Après plus de de 40 ans de cinéma, Christian avait encore et toujours un nouveau scénario sous le coude. Avec le film “AL” sorti en Avant Première au Cinéstar en Juin 2021, il a réussi à toucher et sensibiliser plus d’un, faisant honneur au Cinema dans son rôle de transmission et de partage. Son dernier film sera donc ” L’Homme au bâton ” dont il a eu le temps de terminer le montage et qui promet d’être un millesime. D’ici là, c’est un des pionniers du cinéma antillais , une figure emblématique de l’histoire de notre Guadeloupe, que nous devons honorer . Pour ma part, j’espère pouvoir bousculer la programmation de la 7e édition du Cinéstar International Film Festival qui démarre le 6 Octobre pour y inscrire un hommage à Mr Christian LARA.
REPOSE EN PAIX
Christelle Théophile Galou
4- Janine Karat a été directrice du Cinéma Rex et donc en contact avec Christian Lara qu’elle a beaucoup apprécié. Son récit
Monsieur Lara, l’une des figures emblématique du paysage culturel caribéen s’en est allé et a décidé de tirer sa révérence à la même période que d’autres grandes figures emblématiques de l’histoire, de la culture et du patrimoine guadeloupéen. À l’instar de Jean-Pierre Sainton de Gérard Lockel, Monsieur Lara nous quitte avec une un héritage incommensurable
Merci Monsieur Lara, merci pour ces échanges que nous avions à l’époque où je dirigeait les cinémas Rex et d’Arbaud alors vous aviez juré de ne plus y remettre les pieds en raison de désaccords avec la direction martiniquaise du Groupe Elisé. Et moi jeune femme d’une trentaine d’années, prenant la direction en 2007 de cette institution cinématographique guadeloupéenne j’ai pris contact avec vous et insisté pour vous rencontrer pour vous convaincre de me laisser organiser une soirée pour rendre hommage à votre œuvre. Vous m’ aviez finalement accordé votre confiance, vous m’aviez apporté une écoute, mis de côté vous préjugés et cela malgré les circonstances et le passif avec mes prédécesseurs.
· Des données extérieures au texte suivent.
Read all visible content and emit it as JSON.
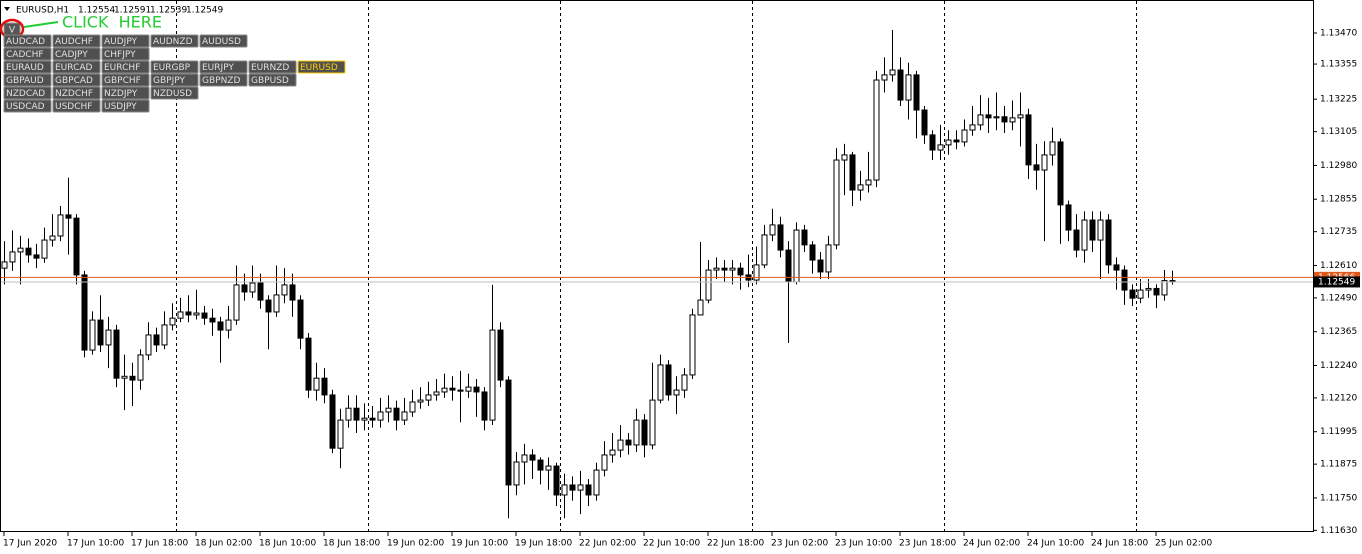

Je salue aujourd’hui, plus de 15 ans après l’homme de conviction et de tempérament que vous avez toujours été et qu’il n’était pas aisé faire changer d’avis et d’opinion. Je reste après toutes ces année honorée que vous ayez accepté de revenir au rex pour nous y présenter quelques une de vos œuvres et de nous avoir laissé vous rendre cet hommage en votre présence et pour les beaux échanges qui ont eu lieux avec votre public. Merci pour cette opportunité de vous remettre à votre place dans cette institution cinématographique pour que le peuple guadeloupéen puisse redécouvrir vos réalisations et garder à l’esprit que vous êtes l’un des plus grands cinéastes réalisateur de guadeloupe et restaurer cette fierté nationale.
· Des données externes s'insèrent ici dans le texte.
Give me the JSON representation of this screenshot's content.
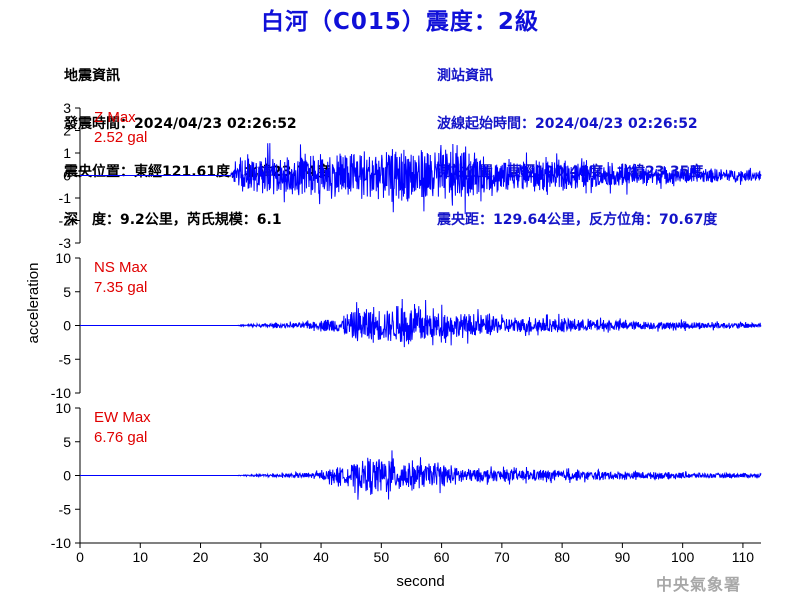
{
  "title": "白河（C015）震度：2級",
  "info_left": {
    "heading": "地震資訊",
    "origin_time": "發震時間：2024/04/23 02:26:52",
    "epicenter": "震央位置：東經121.61度，北緯23.74度",
    "depth_magnitude": "深　度：9.2公里，芮氏規模：6.1"
  },
  "info_right": {
    "heading": "測站資訊",
    "wave_start": "波線起始時間：2024/04/23 02:26:52",
    "station_location": "測站位置：東經120.41度，北緯23.35度",
    "distance_azimuth": "震央距：129.64公里，反方位角：70.67度"
  },
  "watermark": "中央氣象署",
  "colors": {
    "signal": "#0000ff",
    "label": "#e00000",
    "title": "#1010d8",
    "station_info": "#1414c8"
  },
  "chart_data": {
    "type": "line",
    "xlabel": "second",
    "ylabel": "acceleration",
    "xlim": [
      0,
      113
    ],
    "xticks": [
      0,
      10,
      20,
      30,
      40,
      50,
      60,
      70,
      80,
      90,
      100,
      110
    ],
    "panels": [
      {
        "component": "Z",
        "max_label": "Z Max",
        "max_value": "2.52 gal",
        "ylim": [
          -3,
          3
        ],
        "yticks": [
          3,
          2,
          1,
          0,
          -1,
          -2,
          -3
        ],
        "envelope": [
          {
            "t": 0,
            "amp": 0
          },
          {
            "t": 24.8,
            "amp": 0
          },
          {
            "t": 26,
            "amp": 0.9
          },
          {
            "t": 28,
            "amp": 1.5
          },
          {
            "t": 32,
            "amp": 1.7
          },
          {
            "t": 36,
            "amp": 1.7
          },
          {
            "t": 44,
            "amp": 1.9
          },
          {
            "t": 50,
            "amp": 2.1
          },
          {
            "t": 56,
            "amp": 2.2
          },
          {
            "t": 62,
            "amp": 2.3
          },
          {
            "t": 66,
            "amp": 1.6
          },
          {
            "t": 75,
            "amp": 1.2
          },
          {
            "t": 85,
            "amp": 1.1
          },
          {
            "t": 95,
            "amp": 0.8
          },
          {
            "t": 105,
            "amp": 0.55
          },
          {
            "t": 113,
            "amp": 0.45
          }
        ]
      },
      {
        "component": "NS",
        "max_label": "NS Max",
        "max_value": "7.35 gal",
        "ylim": [
          -10,
          10
        ],
        "yticks": [
          10,
          5,
          0,
          -5,
          -10
        ],
        "envelope": [
          {
            "t": 0,
            "amp": 0
          },
          {
            "t": 26,
            "amp": 0
          },
          {
            "t": 28,
            "amp": 0.4
          },
          {
            "t": 35,
            "amp": 0.7
          },
          {
            "t": 40,
            "amp": 1.2
          },
          {
            "t": 44,
            "amp": 2.8
          },
          {
            "t": 46,
            "amp": 5.2
          },
          {
            "t": 50,
            "amp": 4.8
          },
          {
            "t": 54,
            "amp": 5.5
          },
          {
            "t": 60,
            "amp": 3.8
          },
          {
            "t": 66,
            "amp": 3.2
          },
          {
            "t": 72,
            "amp": 2.3
          },
          {
            "t": 80,
            "amp": 2.0
          },
          {
            "t": 90,
            "amp": 1.3
          },
          {
            "t": 100,
            "amp": 1.0
          },
          {
            "t": 113,
            "amp": 0.7
          }
        ]
      },
      {
        "component": "EW",
        "max_label": "EW Max",
        "max_value": "6.76 gal",
        "ylim": [
          -10,
          10
        ],
        "yticks": [
          10,
          5,
          0,
          -5,
          -10
        ],
        "envelope": [
          {
            "t": 0,
            "amp": 0
          },
          {
            "t": 26,
            "amp": 0
          },
          {
            "t": 28,
            "amp": 0.3
          },
          {
            "t": 35,
            "amp": 0.6
          },
          {
            "t": 40,
            "amp": 1.0
          },
          {
            "t": 44,
            "amp": 2.6
          },
          {
            "t": 47,
            "amp": 4.8
          },
          {
            "t": 51,
            "amp": 5.4
          },
          {
            "t": 55,
            "amp": 3.8
          },
          {
            "t": 60,
            "amp": 3.0
          },
          {
            "t": 65,
            "amp": 2.0
          },
          {
            "t": 72,
            "amp": 1.6
          },
          {
            "t": 80,
            "amp": 1.5
          },
          {
            "t": 90,
            "amp": 1.1
          },
          {
            "t": 100,
            "amp": 0.8
          },
          {
            "t": 113,
            "amp": 0.6
          }
        ]
      }
    ]
  }
}
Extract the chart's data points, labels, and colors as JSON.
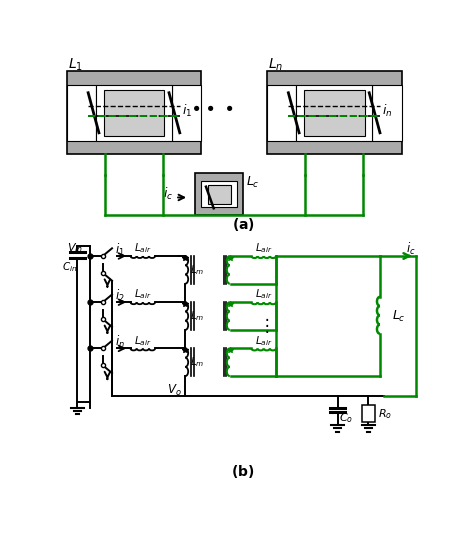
{
  "bg_color": "#ffffff",
  "gray_core": "#aaaaaa",
  "gray_mid": "#cccccc",
  "white": "#ffffff",
  "black": "#000000",
  "green": "#008800",
  "fig_width": 4.74,
  "fig_height": 5.42,
  "dpi": 100
}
Que de belles discussions et de beaux échanges que nous avions eu pour préparer la soirée thématique. Aujourd’hui je ne vais pas dire que vous laissez un trou béant, parce que vous avez inspiré tant de vocations dans ces métiers du cinéma et inspiré tellement d’autres initiatives dans ce monde du cinéma guadeloupéen et caribéen. Merci pour cet immense héritage et le rayonnement qu’il a eu et qu’il continuera à avoir… Merci pour la Guadeloupe.